Of course, this immediately resulted in a quite a lot of “what? they want to keep the address and remove the map? ha ha! that’s daft!” from developers – who, as you well know, are prone to occasional outbursts of apoplectic indignation when they have to let go of their abstractions and engage with reality for any length of time – but when you think about it, it actually makes quite a lot of sense.

See, street addresses are used for lots of things. They’re used on contracts and invoices, they’re used to post letters and deliver packages. Yes, you can also use somebody’s address to go and pay them a visit, but there are many, many reasons why you might need to know somebody’s address that have nothing to do with you turning up on their doorstep. In UX parlance, we’d say that the address affords all of these interactions – the presence of a street address enables us to post a letter, write a contract or plan a trip.

A map, on the other hand, only affords one kind of interaction; it tells you how to actually visit somewhere. But because of this, a map is also a signifier. It sends a message saying “come and visit us” – because if you weren’t actually planning to visit us, why would you need to know that Spotlight’s office at 7 Leicester Place is actually in between the cinema and the church, down one of the little alleys that run between Leicester Square and Chinatown?
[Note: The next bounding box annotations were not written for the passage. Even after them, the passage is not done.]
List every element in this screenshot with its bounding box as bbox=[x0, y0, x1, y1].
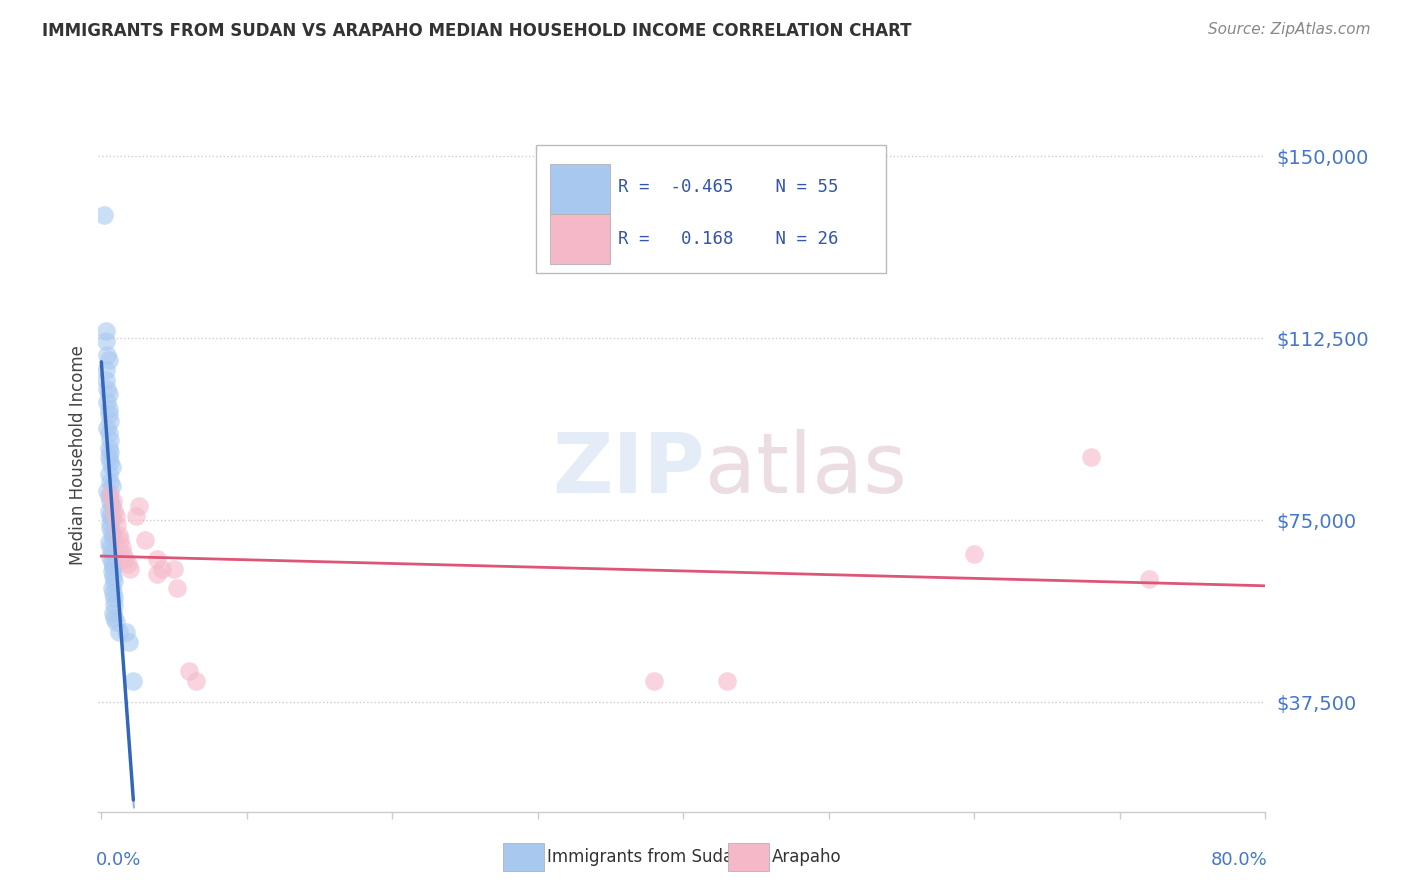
Point bbox=[145, 566, 167, 581]
Point bbox=[98, 445, 121, 459]
Point bbox=[97, 504, 120, 518]
Point bbox=[100, 545, 122, 559]
Text: ZIP: ZIP bbox=[553, 429, 706, 509]
Point bbox=[112, 548, 135, 562]
Point bbox=[114, 552, 136, 566]
Point bbox=[96, 383, 118, 397]
Point bbox=[93, 208, 115, 222]
Point bbox=[100, 555, 122, 569]
Point bbox=[145, 552, 167, 566]
Point bbox=[125, 508, 148, 523]
Point bbox=[107, 528, 129, 542]
Point bbox=[115, 625, 138, 640]
Point bbox=[152, 562, 174, 576]
Point bbox=[100, 460, 122, 475]
Text: Immigrants from Sudan: Immigrants from Sudan bbox=[547, 848, 744, 866]
Point bbox=[98, 516, 121, 530]
Point bbox=[97, 387, 120, 401]
Point bbox=[96, 394, 118, 409]
Point bbox=[1080, 450, 1102, 465]
Point bbox=[94, 363, 117, 377]
Point bbox=[97, 426, 120, 441]
Point bbox=[97, 441, 120, 455]
Point bbox=[103, 591, 125, 606]
Point bbox=[963, 548, 986, 562]
Point bbox=[100, 511, 122, 525]
Point bbox=[100, 499, 122, 513]
Point bbox=[134, 533, 156, 547]
Point bbox=[98, 549, 121, 564]
Text: IMMIGRANTS FROM SUDAN VS ARAPAHO MEDIAN HOUSEHOLD INCOME CORRELATION CHART: IMMIGRANTS FROM SUDAN VS ARAPAHO MEDIAN … bbox=[42, 22, 911, 40]
Y-axis label: Median Household Income: Median Household Income bbox=[69, 345, 87, 565]
Point bbox=[98, 475, 121, 489]
Point bbox=[166, 582, 188, 596]
Point bbox=[97, 467, 120, 482]
Point bbox=[98, 455, 121, 469]
Point bbox=[643, 673, 665, 688]
Point bbox=[97, 489, 120, 503]
Point bbox=[100, 479, 122, 493]
Point bbox=[100, 582, 122, 596]
Point bbox=[98, 508, 121, 523]
Point bbox=[122, 673, 145, 688]
Point bbox=[105, 518, 128, 533]
Point bbox=[101, 569, 124, 583]
Text: atlas: atlas bbox=[706, 429, 907, 509]
Point bbox=[97, 535, 120, 549]
Text: Source: ZipAtlas.com: Source: ZipAtlas.com bbox=[1208, 22, 1371, 37]
Text: R =   0.168    N = 26: R = 0.168 N = 26 bbox=[617, 230, 838, 248]
FancyBboxPatch shape bbox=[536, 145, 886, 273]
Point bbox=[101, 559, 124, 574]
Point bbox=[177, 664, 200, 678]
Point bbox=[97, 407, 120, 421]
Point bbox=[100, 525, 122, 540]
Point bbox=[184, 673, 207, 688]
Point bbox=[96, 348, 118, 362]
Point bbox=[98, 487, 121, 501]
FancyBboxPatch shape bbox=[550, 214, 610, 264]
Point bbox=[103, 574, 125, 588]
Point bbox=[94, 324, 117, 338]
Point bbox=[94, 373, 117, 387]
Point bbox=[104, 615, 127, 630]
Point bbox=[98, 414, 121, 428]
Point bbox=[101, 606, 124, 620]
Point bbox=[1137, 572, 1160, 586]
Point bbox=[98, 521, 121, 535]
Point bbox=[103, 610, 125, 624]
Point bbox=[97, 401, 120, 416]
Point bbox=[118, 635, 141, 649]
Point bbox=[101, 494, 124, 508]
Point bbox=[101, 531, 124, 545]
Text: 0.0%: 0.0% bbox=[96, 851, 142, 869]
Point bbox=[96, 421, 118, 435]
Point bbox=[100, 565, 122, 579]
Point bbox=[110, 533, 132, 547]
FancyBboxPatch shape bbox=[550, 164, 610, 214]
Text: Arapaho: Arapaho bbox=[772, 848, 842, 866]
Point bbox=[98, 494, 121, 508]
Point bbox=[120, 562, 142, 576]
Text: R =  -0.465    N = 55: R = -0.465 N = 55 bbox=[617, 178, 838, 196]
Point bbox=[97, 353, 120, 368]
Point bbox=[128, 499, 150, 513]
Point bbox=[716, 673, 738, 688]
Point bbox=[107, 625, 129, 640]
Point bbox=[103, 504, 125, 518]
Point bbox=[117, 557, 139, 571]
Point bbox=[97, 450, 120, 465]
Point bbox=[101, 586, 124, 600]
Point bbox=[104, 508, 127, 523]
Point bbox=[98, 540, 121, 554]
Point bbox=[111, 540, 134, 554]
Point bbox=[94, 334, 117, 348]
Point bbox=[103, 599, 125, 613]
Point bbox=[98, 434, 121, 448]
Text: 80.0%: 80.0% bbox=[1211, 851, 1268, 869]
Point bbox=[96, 484, 118, 499]
Point bbox=[163, 562, 186, 576]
For posting a letter or writing a contract, you don’t care – the street address is enough. But by including a map, you’re sending a message that says “hey – stop round next time you’re in the neighbourhood”, and it’s easy to see why that’s not really something you want if you’re a freelancer working from your home.

It’s important to consider this distinction between affordances and signifiers when you’re designing your user interactions. Don’t just think about what your system can do – think about all the subtle and not-so-subtle messages that your UI is sending.

Here’s the classic Far Side cartoon “Midvale School for the Gifted”, which provides us with some great examples of affordances and signifiers. The fact you can pull the door is an affordance. The sign saying PULL is a signifier – but the handle is both. Looking at it gives you a clue “hey – I could probably pull that!” – and when you do, voila, the door swings open. If you’ve ever found a door where you have to grasp the handle and push,, then you’ve found a false affordance – a handle that’s sat there saying ‘pull me…’ and when you do, nothing happens. And, in software as in the Far Side, there’s going to be times when all the affordances and signifiers in the world are no match for your users’ astonishing capacity to ignore them all and persist in doing it wrong.